The first section of the hike was challenging, ascending steeply on narrow passes over loose ground. This was not made any easier by the weather beaten faces of people descending back to base camp. To help with motivation we decided to blast some tunes. This instantly had a positive impact and fortunately our group shared the love of reggae music. This was a good sign. Two days later on returning to Antigua we were approached by people from other groups to express their delight at Hearing Burna Boy’s dulcet tones during their own dark moments on the volcano. All bless, no stress – our mantra for the trip.
Over the next 9 hours we proceeded to wind our way ever higher up the volcano. Passing verdant coffee plantations, dense jungle and eventually clearings with breathtaking views to the horizon. We stopped for lunch at a plateau and the clouds generously parted. We took the opportunity to meditate, a regular feature of the trip. Being spoilt with such wonderful surroundings has certainly made it easier to practice mindfulness. That being said, the power of the present moment can be found anywhere – or at least that’s what I’ll try and remember when I’m next on a sweaty rush hour tube.
We arrived at camp just after 1600. The final two hours had been tough. Low oxygen levels meant every movement required twice as much energy and our legs were screaming for a rest. Needless to say, arriving at a comfortable camp site, complete with roaring fire and the promise of dinner was welcome indeed.

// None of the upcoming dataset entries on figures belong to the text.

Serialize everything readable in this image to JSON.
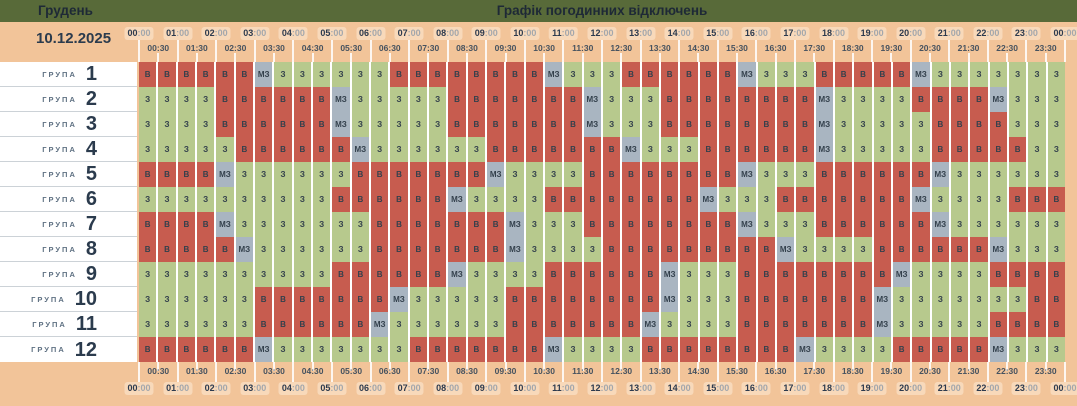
{
  "header": {
    "month": "Грудень",
    "title": "Графік погодинних відключень",
    "date": "10.12.2025"
  },
  "colors": {
    "header_bg": "#586a39",
    "band_bg": "#f2c499",
    "outage_red": "#c75c4f",
    "powered_green": "#b7c98d",
    "maybe_gray": "#a9b5c1"
  },
  "cell_legend": {
    "outage": "В",
    "powered": "З",
    "maybe_powered": "МЗ"
  },
  "timeline": {
    "hour_labels": [
      "00:00",
      "01:00",
      "02:00",
      "03:00",
      "04:00",
      "05:00",
      "06:00",
      "07:00",
      "08:00",
      "09:00",
      "10:00",
      "11:00",
      "12:00",
      "13:00",
      "14:00",
      "15:00",
      "16:00",
      "17:00",
      "18:00",
      "19:00",
      "20:00",
      "21:00",
      "22:00",
      "23:00",
      "00:00"
    ],
    "half_hour_labels": [
      "00:30",
      "01:30",
      "02:30",
      "03:30",
      "04:30",
      "05:30",
      "06:30",
      "07:30",
      "08:30",
      "09:30",
      "10:30",
      "11:30",
      "12:30",
      "13:30",
      "14:30",
      "15:30",
      "16:30",
      "17:30",
      "18:30",
      "19:30",
      "20:30",
      "21:30",
      "22:30",
      "23:30"
    ]
  },
  "groups": [
    {
      "label": "ГРУПА",
      "number": "1",
      "slots": "В В В В В В МЗ З З З З З З В В В В В В В В МЗ З З З В В В В В В МЗ З З З В В В В В МЗ З З З З З З З"
    },
    {
      "label": "ГРУПА",
      "number": "2",
      "slots": "З З З З В В В В В В МЗ З З З З З В В В В В В В МЗ З З З В В В В В В В В МЗ З З З З В В В В МЗ З З З"
    },
    {
      "label": "ГРУПА",
      "number": "3",
      "slots": "З З З З В В В В В В МЗ З З З З З В В В В В В В МЗ З З З В В В В В В В В МЗ З З З З З В В В В З З З"
    },
    {
      "label": "ГРУПА",
      "number": "4",
      "slots": "З З З З З В В В В В В МЗ З З З З З З В В В В В В В МЗ З З З В В В В В В МЗ З З З З З В В В В В З З"
    },
    {
      "label": "ГРУПА",
      "number": "5",
      "slots": "В В В В МЗ З З З З З З В В В В В В В МЗ З З З З В В В В В В В В МЗ З З З В В В В В В МЗ З З З З З З"
    },
    {
      "label": "ГРУПА",
      "number": "6",
      "slots": "З З З З З З З З З З В В В В В В МЗ З З З З В В В В В В В В МЗ З З З В В В В В В В МЗ З З З З В В В"
    },
    {
      "label": "ГРУПА",
      "number": "7",
      "slots": "В В В В МЗ З З З З З З З В В В В В В В МЗ З З З В В В В В В В В МЗ З З З В В В В В В МЗ З З З З З З"
    },
    {
      "label": "ГРУПА",
      "number": "8",
      "slots": "В В В В В МЗ З З З З З З В В В В В В В МЗ З З З З В В В В В В В В В МЗ З З З З В В В В В В МЗ З З З"
    },
    {
      "label": "ГРУПА",
      "number": "9",
      "slots": "З З З З З З З З З З В В В В В В МЗ З З З З В В В В В В МЗ З З З В В В В В В В В МЗ З З З З В В В В"
    },
    {
      "label": "ГРУПА",
      "number": "10",
      "slots": "З З З З З З В В В В В В В МЗ З З З З З В В В В В В В В МЗ З З З В В В В В В В МЗ З З З З З З З В В"
    },
    {
      "label": "ГРУПА",
      "number": "11",
      "slots": "З З З З З З В В В В В В МЗ З З З З З З В В В В В В В МЗ З З З З В В В В В В В МЗ З З З З З В В В В"
    },
    {
      "label": "ГРУПА",
      "number": "12",
      "slots": "В В В В В В МЗ З З З З З З З В В В В В В В МЗ З З З З В В В В В В В В МЗ З З З З В В В В В МЗ З З З"
    }
  ]
}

It was at this point we were reminded of the opportunity to hike for another two hours to reach the summit of Fuego Volcano. We could hear the deep guttural sounds of the volcano erupting, however, could not see anything due to heavy cloud cover. Our guide, Miguel, was explicit about the hike being very challenging and only worth it if the clouds parted so we could see the eruptions up close, which he was doubtful would happen. I must admit, the idea of 4 more hours hiking at altitude towards a cloud covered active volcano was not particularly appealing. I glanced towards Henry and Tunde expecting to be met with similar resignation, however, much to my surprise they immediately signed us up! For this, I will be forever grateful.

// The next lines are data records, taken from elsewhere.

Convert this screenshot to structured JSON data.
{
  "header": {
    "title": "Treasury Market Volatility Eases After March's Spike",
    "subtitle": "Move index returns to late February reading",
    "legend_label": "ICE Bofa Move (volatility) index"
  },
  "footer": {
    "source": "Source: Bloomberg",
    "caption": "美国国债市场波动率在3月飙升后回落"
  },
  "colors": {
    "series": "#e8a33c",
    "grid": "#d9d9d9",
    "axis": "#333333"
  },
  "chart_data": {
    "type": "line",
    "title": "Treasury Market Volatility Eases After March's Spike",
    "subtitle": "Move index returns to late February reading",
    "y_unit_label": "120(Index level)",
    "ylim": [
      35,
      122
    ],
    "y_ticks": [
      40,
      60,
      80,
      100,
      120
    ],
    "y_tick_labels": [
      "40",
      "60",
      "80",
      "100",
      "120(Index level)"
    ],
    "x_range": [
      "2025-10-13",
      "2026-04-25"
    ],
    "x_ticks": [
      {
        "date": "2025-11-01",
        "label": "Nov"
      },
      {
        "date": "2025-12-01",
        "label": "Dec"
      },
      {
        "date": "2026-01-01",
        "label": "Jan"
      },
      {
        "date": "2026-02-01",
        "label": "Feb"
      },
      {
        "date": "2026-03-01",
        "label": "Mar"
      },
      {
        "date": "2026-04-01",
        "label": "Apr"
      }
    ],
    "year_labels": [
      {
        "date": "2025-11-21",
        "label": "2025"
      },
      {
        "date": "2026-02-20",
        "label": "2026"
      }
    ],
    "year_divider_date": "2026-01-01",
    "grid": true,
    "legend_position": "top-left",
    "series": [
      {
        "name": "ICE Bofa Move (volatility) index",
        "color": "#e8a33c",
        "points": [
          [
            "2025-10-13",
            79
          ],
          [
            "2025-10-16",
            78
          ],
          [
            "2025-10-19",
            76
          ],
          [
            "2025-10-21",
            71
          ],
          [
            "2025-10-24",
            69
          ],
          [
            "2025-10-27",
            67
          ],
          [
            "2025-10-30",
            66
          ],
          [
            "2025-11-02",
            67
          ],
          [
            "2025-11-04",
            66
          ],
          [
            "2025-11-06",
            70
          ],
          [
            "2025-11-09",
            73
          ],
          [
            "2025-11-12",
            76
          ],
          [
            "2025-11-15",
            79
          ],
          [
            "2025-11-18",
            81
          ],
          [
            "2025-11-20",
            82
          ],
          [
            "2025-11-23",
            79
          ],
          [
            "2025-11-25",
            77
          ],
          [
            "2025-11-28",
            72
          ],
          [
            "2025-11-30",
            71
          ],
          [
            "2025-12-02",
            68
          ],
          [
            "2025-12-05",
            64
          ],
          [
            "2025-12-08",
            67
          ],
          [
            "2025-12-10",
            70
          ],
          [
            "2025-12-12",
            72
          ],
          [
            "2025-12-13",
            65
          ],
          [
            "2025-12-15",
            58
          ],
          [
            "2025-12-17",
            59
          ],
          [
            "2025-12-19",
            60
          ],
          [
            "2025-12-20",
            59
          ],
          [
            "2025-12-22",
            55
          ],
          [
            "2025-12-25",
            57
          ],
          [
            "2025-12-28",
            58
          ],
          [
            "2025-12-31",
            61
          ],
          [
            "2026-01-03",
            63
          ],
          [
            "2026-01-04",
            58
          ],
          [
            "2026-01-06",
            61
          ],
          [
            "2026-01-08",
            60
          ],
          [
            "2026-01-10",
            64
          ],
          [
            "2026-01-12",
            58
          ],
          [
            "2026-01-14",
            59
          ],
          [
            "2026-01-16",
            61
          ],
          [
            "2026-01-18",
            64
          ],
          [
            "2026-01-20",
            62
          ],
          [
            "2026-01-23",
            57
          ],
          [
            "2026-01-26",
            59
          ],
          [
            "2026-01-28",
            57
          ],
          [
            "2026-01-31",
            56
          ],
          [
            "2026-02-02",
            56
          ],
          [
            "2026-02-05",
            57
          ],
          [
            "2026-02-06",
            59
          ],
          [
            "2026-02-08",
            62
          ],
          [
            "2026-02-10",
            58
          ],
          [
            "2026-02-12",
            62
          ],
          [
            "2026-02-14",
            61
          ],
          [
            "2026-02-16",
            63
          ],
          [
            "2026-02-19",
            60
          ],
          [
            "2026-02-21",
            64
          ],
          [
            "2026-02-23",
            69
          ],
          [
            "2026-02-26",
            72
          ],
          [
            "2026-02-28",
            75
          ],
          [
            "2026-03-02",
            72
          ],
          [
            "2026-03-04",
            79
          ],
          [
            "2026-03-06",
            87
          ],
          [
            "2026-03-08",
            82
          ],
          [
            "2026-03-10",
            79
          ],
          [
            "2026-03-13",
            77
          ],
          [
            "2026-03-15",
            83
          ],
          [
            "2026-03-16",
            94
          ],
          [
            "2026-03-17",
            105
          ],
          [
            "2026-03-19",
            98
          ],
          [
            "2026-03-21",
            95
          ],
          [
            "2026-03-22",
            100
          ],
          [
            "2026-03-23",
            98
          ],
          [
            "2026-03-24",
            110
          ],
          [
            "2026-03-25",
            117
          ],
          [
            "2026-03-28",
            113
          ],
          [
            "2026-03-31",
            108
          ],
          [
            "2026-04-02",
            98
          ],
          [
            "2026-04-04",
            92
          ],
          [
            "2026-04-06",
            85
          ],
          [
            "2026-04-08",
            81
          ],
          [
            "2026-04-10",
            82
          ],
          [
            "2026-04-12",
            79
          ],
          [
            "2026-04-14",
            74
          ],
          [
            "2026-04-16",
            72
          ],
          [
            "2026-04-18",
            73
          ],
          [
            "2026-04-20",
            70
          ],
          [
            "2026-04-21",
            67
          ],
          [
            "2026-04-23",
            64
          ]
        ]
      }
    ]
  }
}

Our merry band of dragon hunters set off and whilst being well warned, we had no idea how challenging the hike would be. Traversing fallen trees over deep crevasses and climbing on all fours up loose volcanic soil we gulped the thin air and pushed onwards. Tempers began to fray and motivations wane, when as if by magic the clouds parted to reveal the volcano in all her fire-breathing majesty. This also coincided with the most ethereal sunset I have ever seen. What are the chances?
We eventually made it to a narrow black ridge leading towards the mouth of the volcano and our group began spontaneously humming the Lord of the Rings theme tune. What followed was one of the most awe inspiring and humbling experience of my life so far. Perched on the ridge we were treated to a firework display fit for the gods as eruption after eruption shot glowing hot lava into the sky. In between eruptions we stole glances on a totally clear night above the clouds – the sun setting behind volcanos to the west and illuminating lightening covered mountain ranges to the east. Tears came to my eyes as I thought of loved ones, I’m particular those who had passed, feeling their presence with me on the border of heaven and earth. I hugged the boys and we agreed on the profound lesson from this experience: if in doubt always walk up the volcano! In the words of I Wayne: Di Warriors Nah Ga Run, Nah Ga Run. Firm Upon Di Lava Ground.
One response to “*GASSED EDITOR David Dew-Veal* Days 14-16: Lava Ground”
You are guys are obviously having a whale of a time. You are very brave and adventurous. Please be very careful while you are having fun. Want you back in one piece.